Il pleut sans discontinuer sur le Danube le lendemain. Quelques braves vont bien visiter le village médiéval de Durnstein, mais nous restons à bord bien au chaud en attendant la célèbre abbaye de Melk, notre dernière escale autrichienne. L'averse et les multiples marches à gravir et à dévaler découragent Marie-José, mais je décide d'y aller quand même: depuis mes lointaines études de philo que j'en entends parler (plusieurs des philosophes scolastiques y sont passés), sans compter la curiosité de voir la fameuse bibliothèque qui a servi de modèle à Umberto Eco pour celle du "Nom de la rose".
Pour être honnête, je suis un peu déçu. L'ensemble a beaucoup de gueule vu de loin, mais la plus grande partie de l'édifice originel a été détruite dans un incendie et reconstruite en style baroque. De plus, la première moitié de la visite consiste en la traversée commentée d'un musée bien fait, mais moderne, qui relate en beaucoup trop de détail un historique qui ne correspond plus à rien.
Restent la bibliothèque, miraculeusement préservée avec ses 1800 manuscrits et 100.000 livres anciens, quelques très beaux tableaux du Moyen-âge et de la Renaissance, un immense balcon offrant une vue superbe sur toute la région, et l'église abbatiale, impressionnante par ses décorations.
Sans compter tous ces maudits escaliers et la pluie froide qui martèle mon parapluie...

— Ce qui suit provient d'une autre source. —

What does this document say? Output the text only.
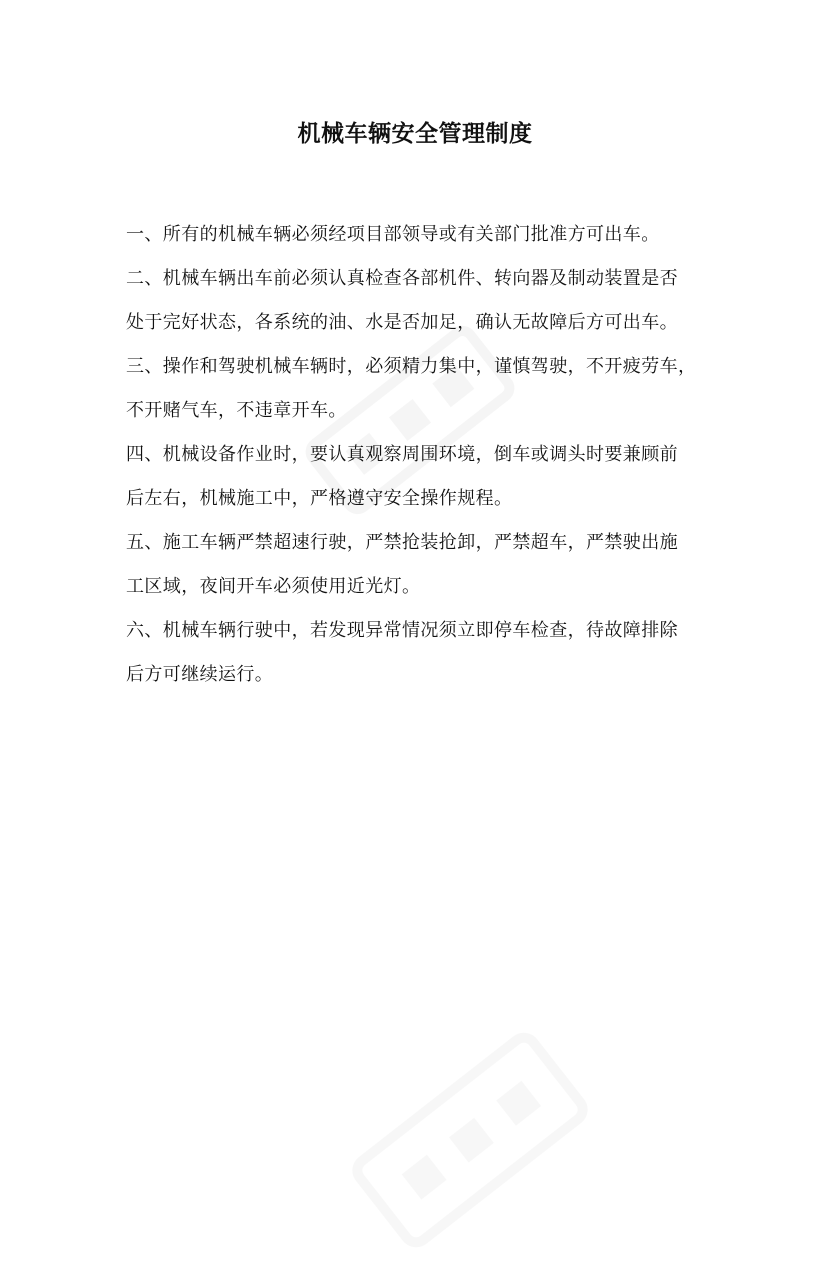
机械车辆安全管理制度
一、所有的机械车辆必须经项目部领导或有关部门批准方可出车。
二、机械车辆出车前必须认真检查各部机件、转向器及制动装置是否
处于完好状态，各系统的油、水是否加足，确认无故障后方可出车。
三、操作和驾驶机械车辆时，必须精力集中，谨慎驾驶，不开疲劳车，
不开赌气车，不违章开车。
四、机械设备作业时，要认真观察周围环境，倒车或调头时要兼顾前
后左右，机械施工中，严格遵守安全操作规程。
五、施工车辆严禁超速行驶，严禁抢装抢卸，严禁超车，严禁驶出施
工区域，夜间开车必须使用近光灯。
六、机械车辆行驶中，若发现异常情况须立即停车检查，待故障排除
后方可继续运行。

Mardi, arrêt prolongé à Passau, au confluent du Danube, de l'Inn et de l'Ilz (eaux brune, verte et noire). Jolie petite ville un peu endormie, hantée par la menace de fréquentes et parfois catastrophiques inondations du Danube qui ont plusieurs fois saccagé son bas-quartier. Ce qui, combiné à quelques incendies et invasions, fait que les édifices vraiment anciens y sont rares; le "Vieux Quartier" date surtout des années 1660-1680 et fait un peu penser au Vieux-Québec, son contemporain.